Following seven years of development, The Last Guardian released to the PlayStation store this week. The development of video games receives scrutiny from the media, but is it warranted?
Initially announced at the 2009 Entertainment Expo Event in Los Angeles, California, The Last Guardian tells the tale of a boy with no memory sense and the inability to remember even minute details regarding his surroundings. Developed by Team ICO, developers of the acclaimed game Shadow of the Colossus, The Last Guardian came with heavy hype, with an absolutely stunning cinematic trailer that showed off the impressive graphics capable for the PlayStation 3.
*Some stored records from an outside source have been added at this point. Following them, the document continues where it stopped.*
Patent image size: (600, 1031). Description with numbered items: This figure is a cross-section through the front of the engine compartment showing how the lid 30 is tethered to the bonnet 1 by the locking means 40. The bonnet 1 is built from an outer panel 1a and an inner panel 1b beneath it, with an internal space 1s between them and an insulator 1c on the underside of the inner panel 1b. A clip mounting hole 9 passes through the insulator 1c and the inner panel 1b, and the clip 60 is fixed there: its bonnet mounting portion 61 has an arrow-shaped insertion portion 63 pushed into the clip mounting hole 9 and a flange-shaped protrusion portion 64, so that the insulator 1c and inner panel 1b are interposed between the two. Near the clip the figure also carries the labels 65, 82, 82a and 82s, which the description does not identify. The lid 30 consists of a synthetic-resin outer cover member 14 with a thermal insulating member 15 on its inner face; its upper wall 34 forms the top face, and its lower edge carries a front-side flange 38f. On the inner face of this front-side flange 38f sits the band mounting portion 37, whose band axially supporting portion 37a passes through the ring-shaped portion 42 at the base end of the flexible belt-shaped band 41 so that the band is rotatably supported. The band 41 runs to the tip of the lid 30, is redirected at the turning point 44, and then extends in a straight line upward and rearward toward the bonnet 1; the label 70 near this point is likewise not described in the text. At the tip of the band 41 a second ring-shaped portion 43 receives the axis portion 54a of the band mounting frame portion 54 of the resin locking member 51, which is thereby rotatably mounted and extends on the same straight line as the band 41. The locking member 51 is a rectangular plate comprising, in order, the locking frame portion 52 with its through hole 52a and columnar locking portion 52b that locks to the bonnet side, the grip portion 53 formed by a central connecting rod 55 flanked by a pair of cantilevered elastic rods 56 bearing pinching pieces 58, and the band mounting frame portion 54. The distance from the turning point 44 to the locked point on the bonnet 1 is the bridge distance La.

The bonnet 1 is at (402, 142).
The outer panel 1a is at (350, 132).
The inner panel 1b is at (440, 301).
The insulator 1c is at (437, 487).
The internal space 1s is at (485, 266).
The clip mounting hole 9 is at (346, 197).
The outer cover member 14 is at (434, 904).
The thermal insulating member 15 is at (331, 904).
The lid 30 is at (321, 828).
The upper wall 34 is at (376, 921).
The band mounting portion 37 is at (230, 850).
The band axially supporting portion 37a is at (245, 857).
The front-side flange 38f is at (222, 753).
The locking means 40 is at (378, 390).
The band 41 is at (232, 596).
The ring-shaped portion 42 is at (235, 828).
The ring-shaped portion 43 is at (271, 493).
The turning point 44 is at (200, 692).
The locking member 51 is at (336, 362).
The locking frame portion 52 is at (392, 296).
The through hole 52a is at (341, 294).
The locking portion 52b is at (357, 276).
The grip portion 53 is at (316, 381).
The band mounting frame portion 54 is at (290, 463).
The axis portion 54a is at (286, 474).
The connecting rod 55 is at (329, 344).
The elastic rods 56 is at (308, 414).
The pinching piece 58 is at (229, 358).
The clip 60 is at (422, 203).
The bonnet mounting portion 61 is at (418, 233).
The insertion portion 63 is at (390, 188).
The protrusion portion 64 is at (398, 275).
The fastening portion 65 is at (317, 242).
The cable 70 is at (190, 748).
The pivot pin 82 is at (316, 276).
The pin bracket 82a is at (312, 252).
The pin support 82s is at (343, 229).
The issue with the release of the game is the current year. It’s 2016. Why did this game take seven years to develop, only to be met with lukewarm reviews? Why are situations like this becoming more prevalent throughout the gaming industry?
Gaming giant Ubisoft has become synonymous with disappointing announcements of delay, with two games this calendar year having been delayed: The Division and South Park: The Fractured but Whole.
The answer to these frustrating questions lie in the game producers themselves. Companies like Electronic Arts and the aforementioned Ubisoft attempt to rush out glitchy, buggy, and, at times, unfinished games in order to deliver to the consumer.
EA was caught in backlash with their release of Star Wars: Battlefront, in which half of the content promised on the game was not on the “finished” product. The excuse given was that EA wanted to rush the game out to the public to coincide with the release of Star Wars: The Force Awakens, thinking that it would lead to higher sales.
Developmental issues in Triple-A games (games released from a conglomerate) may have lead to the rise of indie games. Ever heard of Minecraft? Five Nights At Freddie’s? Undertale? Of course you have. The mentioned games come with spectacular reviews and great replayability value, something that Triple-A games have been lacking. Indie, a genre in the gaming world, stands for independent developers, meaning that the developers of the game are not bound by companies like Microsoft or Sony to make games with limitations; they’re free to create how they please.
Indie games are some of the most played games in this current console generation, almost never having the issues that riddle Triple-A games such as unfinished products or delays, possibly becoming the future of gaming. So the scapegoats of my question posed lie at the feet of large developers. Companies like Ubisoft have single handedly muddled the gaming market to the point where consumers are scared to pre-order games. Indie games can be the future, and we can show it.